A key ingredient of beer debated by many to be nothing more than a catalyst, is in fact an important contributor to the flavour profile of your beer. As well as converting the sugars from the malts into alcohol, yeast also adds a natural carbonation to the beer.

To brewers, this special ingredient is of particular fascination. Yeast happily eats away at the simple sugars that are present in the kilned malt, and then turns it into alcohol. But who would have thought that such a small thing could make such a big impact on the texture, flavour and aroma of the beer you drink? The right yeast can bring about hints of spice, pears, nutmeg, banana and bubblegum and are most noticeable in wheat beers where a yeasty trace is very desirable.

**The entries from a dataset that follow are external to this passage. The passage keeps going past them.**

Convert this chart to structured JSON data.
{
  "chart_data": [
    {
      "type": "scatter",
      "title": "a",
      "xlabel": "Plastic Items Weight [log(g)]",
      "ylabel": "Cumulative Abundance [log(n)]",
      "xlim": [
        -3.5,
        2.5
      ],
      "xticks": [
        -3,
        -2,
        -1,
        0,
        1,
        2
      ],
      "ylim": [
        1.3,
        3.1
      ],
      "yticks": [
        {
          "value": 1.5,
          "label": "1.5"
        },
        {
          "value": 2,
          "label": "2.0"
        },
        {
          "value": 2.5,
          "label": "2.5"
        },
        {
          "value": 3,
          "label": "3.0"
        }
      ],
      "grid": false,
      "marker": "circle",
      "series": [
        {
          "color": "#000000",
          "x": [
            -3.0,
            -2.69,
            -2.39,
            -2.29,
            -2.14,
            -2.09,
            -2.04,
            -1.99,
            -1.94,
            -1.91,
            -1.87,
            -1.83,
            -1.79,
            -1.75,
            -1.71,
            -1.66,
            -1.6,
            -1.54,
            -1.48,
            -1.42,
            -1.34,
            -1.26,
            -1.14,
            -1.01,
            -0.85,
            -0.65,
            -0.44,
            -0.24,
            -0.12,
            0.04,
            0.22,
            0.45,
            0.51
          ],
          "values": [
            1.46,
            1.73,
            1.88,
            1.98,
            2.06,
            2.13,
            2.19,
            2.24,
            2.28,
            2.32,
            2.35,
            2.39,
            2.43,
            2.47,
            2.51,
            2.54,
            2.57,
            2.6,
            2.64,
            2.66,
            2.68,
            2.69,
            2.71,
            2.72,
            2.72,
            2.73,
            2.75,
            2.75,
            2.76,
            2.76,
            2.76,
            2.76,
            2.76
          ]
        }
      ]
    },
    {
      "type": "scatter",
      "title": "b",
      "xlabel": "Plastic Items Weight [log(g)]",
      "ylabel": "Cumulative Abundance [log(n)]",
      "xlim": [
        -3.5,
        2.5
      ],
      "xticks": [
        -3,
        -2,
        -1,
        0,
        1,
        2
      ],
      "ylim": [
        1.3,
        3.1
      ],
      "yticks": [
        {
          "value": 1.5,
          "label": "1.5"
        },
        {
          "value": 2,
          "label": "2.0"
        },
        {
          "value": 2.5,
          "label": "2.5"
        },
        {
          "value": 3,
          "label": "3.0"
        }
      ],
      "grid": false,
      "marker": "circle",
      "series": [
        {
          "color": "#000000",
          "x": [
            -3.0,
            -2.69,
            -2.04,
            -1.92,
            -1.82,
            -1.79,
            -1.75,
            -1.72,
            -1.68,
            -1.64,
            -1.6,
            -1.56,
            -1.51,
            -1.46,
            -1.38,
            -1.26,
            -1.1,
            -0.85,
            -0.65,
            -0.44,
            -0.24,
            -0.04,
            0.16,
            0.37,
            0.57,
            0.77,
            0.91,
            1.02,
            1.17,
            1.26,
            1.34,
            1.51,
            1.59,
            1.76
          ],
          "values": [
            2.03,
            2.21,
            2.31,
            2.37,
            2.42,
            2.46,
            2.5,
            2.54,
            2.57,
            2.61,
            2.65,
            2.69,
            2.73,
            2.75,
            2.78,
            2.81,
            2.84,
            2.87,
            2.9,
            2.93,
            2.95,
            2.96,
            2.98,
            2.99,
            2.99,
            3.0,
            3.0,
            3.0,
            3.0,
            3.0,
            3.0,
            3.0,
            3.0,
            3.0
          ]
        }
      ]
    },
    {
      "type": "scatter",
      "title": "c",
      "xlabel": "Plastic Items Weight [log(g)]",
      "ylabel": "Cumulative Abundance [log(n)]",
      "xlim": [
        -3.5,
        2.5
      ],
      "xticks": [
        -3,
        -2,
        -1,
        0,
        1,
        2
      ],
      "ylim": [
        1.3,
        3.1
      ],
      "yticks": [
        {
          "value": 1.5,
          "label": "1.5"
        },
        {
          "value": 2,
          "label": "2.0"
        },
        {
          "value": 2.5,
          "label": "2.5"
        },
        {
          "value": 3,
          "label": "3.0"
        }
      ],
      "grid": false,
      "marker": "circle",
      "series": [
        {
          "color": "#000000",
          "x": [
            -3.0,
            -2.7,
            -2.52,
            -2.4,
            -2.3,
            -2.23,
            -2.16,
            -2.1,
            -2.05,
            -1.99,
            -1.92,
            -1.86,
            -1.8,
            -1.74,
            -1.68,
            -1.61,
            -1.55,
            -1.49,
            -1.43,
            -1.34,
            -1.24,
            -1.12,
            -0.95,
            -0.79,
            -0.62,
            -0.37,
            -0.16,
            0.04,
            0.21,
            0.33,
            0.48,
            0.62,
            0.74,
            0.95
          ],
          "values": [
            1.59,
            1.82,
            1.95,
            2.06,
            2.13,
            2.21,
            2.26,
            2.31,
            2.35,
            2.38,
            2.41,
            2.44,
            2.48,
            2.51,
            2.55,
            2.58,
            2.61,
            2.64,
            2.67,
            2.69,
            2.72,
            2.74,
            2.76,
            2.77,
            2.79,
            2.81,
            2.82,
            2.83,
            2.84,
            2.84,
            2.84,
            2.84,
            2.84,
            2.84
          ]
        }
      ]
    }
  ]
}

In Germany and Bavaria in 1516, the German Purity of Brewing Law: also know as the Reinheitsgebot was introduced. This law stipulated that the only three ingredients that could be used in the production of beer were water, barley and hops. In part, this helped ensure that brewers did not use rye and wheat to brew with as it was reserved for bread making, but it was also was the first food regulation to be imposed.

You can tell where we're going with this... where is the yeast in the list of approved ingredients? And the answer to that is short: before 1500, brewers weren’t aware of yeast or the essential process that it is a part of, so it was left off the list.

"But if brewers in the 16th Century had no idea about yeast, how could they brew beer with any kind of alcohol content?" we hear you ask. Well they would often use some of the sediment from a previous batch of beer or leave their brews to 'open ferment' with no idea that these two techniques exposed the beer to yeast which started the fermentation. So, whilst they knew that something was going on that transformed their mixture into alcohol, they really didn't have the tools to truly understand what it was, and so called it a “gift from God” or chalked it up to white witchcraft.

The discovery of the true role that yeast plays in beer production is largely attributed to Louis Pasteur in the 1800’s, though of course there were many other brewers and scientists that were also coming to realise there was more than met the eye when it came to brewing. As they realised that it was such a crucial ingredient, the Purity Law was later amended to allow its use. 

Since the 1800’s, brewers have come to understand the impact that yeast has in terms of its flavour, texture and aroma characteristics. They have experimented, studied and learned over time, and today we are able to separate yeast strains into two broad categories: lager yeast, and ale yeast

The two main strands of yeast are characterised by their behaviours; lager yeast work slowly, and at cooler temperatures over a longer period of time – typically a lager would be fermented at 12-18° over a period of roughly 28 days and work their magic at the bottom of the fermentation vessel; ale yeast prefer warmer temperatures of about 22-24°, and therefore work much faster, often completing fermentation within one week at the top of the fermentation vessel. Each type imparts it’s own flavour, lagers are light and biscuity, whilst ales are warm, fruitier and more bready.

*Side note - there is an alternative fermentation process, which includes ale yeast as part of a complex microbial culture and is similar to the some of the first beers brewed. It is a process known as spontaneous fermentation, and uses a mixture of wild yeast and bacteria, which today is still used to create another group of beers called lambics. More on that to come!